20 Nov, 2025 - 18:11

Oltre al Venezuela, anche Messico e Colombia finiscono nel mirino di Trump: il non interventismo a singhiozzo del presidente Usa

Oltre al Venezuela, anche Messico e Colombia finiscono nel mirino di Trump: il non interventismo a singhiozzo del presidente Usa

La geopolitica dell’America Latina è tornata sotto i riflettori nelle strategie dell’amministrazione Trump, che ha esteso le sue mire non solo al Venezuela, ma anche a Messico e Colombia. La retorica aggressiva del presidente americano, giustificata ufficialmente dalla lotta al narcotraffico, si traduce in una netta escalation di tensioni con eventuali implicazioni per la stabilità della regione. Tuttavia, questa dinamica sembrerebbe inserirsi in un contesto più ampio di competizione internazionale, con attori globali pronti a contare sulle loro alleanze latinoamericane.

La strategia di Trump contro il Venezuela

Il Venezuela resta al centro dell’attenzione di Washington. Il presidente americano, Donald Trump, ha dato inizio allo schieramento delle forze militari e delle navi da guerra al largo delle coste venezuelane a fine agosto. Oltre a una presenza militare crescente, le tensioni sono aumentate con l’arrivo della più grande portaerei nel Mar dei Caraibi.

Washington ha giustificato la decisione con la lotta al narcotraffico, mentre Caracas sospetta un’eventuale intenzione di favorire un cambio di regime.

Sebbene al momento non sia chiaro quale sia la finalità delle azioni dell’amministrazione Trump, il presidente ha già approvato operazioni della CIA nel territorio venezuelano. Al momento, però, è escluso un intervento militare di terra. Parallelamente, Washington e Caracas avrebbero ripreso anche i colloqui.

La crescente pressione degli Usa su Messico e Colombia

L’azione più conosciuta riguarda chiaramente il Venezuela. Tuttavia, parallelamente, il Messico e la Colombia sono finiti nel mirino a causa del narcotraffico. Trump, con una retorica intransigente, ha dichiarato esplicitamente di non escludere raid militari nei territori di entrambi i Paesi per la lotta contro il traffico di droga.
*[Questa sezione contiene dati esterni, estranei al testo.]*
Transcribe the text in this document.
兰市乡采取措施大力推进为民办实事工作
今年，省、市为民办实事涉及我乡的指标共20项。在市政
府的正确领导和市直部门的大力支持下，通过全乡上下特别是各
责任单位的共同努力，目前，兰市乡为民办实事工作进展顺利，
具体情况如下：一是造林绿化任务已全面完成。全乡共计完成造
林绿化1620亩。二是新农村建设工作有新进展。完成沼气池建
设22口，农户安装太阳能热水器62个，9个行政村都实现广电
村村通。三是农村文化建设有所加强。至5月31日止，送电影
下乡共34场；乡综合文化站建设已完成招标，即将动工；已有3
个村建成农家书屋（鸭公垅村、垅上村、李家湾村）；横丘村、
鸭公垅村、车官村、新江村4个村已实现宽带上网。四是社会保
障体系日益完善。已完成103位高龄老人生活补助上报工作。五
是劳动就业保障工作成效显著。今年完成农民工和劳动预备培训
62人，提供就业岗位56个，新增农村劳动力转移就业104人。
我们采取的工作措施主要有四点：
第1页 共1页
Questa linea dura fa emergere spinte interventiste che rischiano di destabilizzare ulteriormente la regione.

"Avrei intenzione di lanciare scioperi in Messico per fermare la droga? Per me va bene, facciamo qualsiasi cosa per fermare la droga", ha affermato parlando con i giornalisti nello Studio Ovale. La presidente messicana, Claudia Sheinbaum, ha respinto le minacce di Trump citando la sovranità e l’integrità territoriale del Paese.

Spostando l'attenzione sulla Colombia, Trump ha affermato:

virgolette
La Colombia ha fabbriche di cocaina, dove la producono. Potrei distruggere quelle fabbriche? Ne sarei orgoglioso, personalmente.

Il presidente colombiano, Gustavo Petro, aveva denunciato la strategia di Washington riguardo al Venezuela. Le parole di Petro hanno successivamente creato una frattura diplomatica con Trump.

Le reazioni della comunità internazionale

Pur definendosi nel passato come un promotore del ritorno degli Stati Uniti ad un ruolo più isolazionista rispetto alle guerre esterne, Trump oggi sembra adottare un approccio molto più aggressivo nella sua regione “cortile di casa”. Questa politica quindi appare più come un “interventismo selettivo”, ovvero l’uso di azioni decise e mirate in aree considerate strategiche per gli interessi americani. È un approccio pragmatico, ma che alimenta forti tensioni regionali e crea un paradosso tra la retorica di distensione e gli atti di provocazione militare.

La crescente aggressività degli Stati Uniti in America Latina non passa inosservata a livello globale. La pressione degli Stati Uniti ha suscitato anche reazioni di condanna da parte di governi regionali e organizzazioni internazionali, che denunciano un aumento delle ingerenze e richiamano al rispetto della sovranità nazionale e della pace.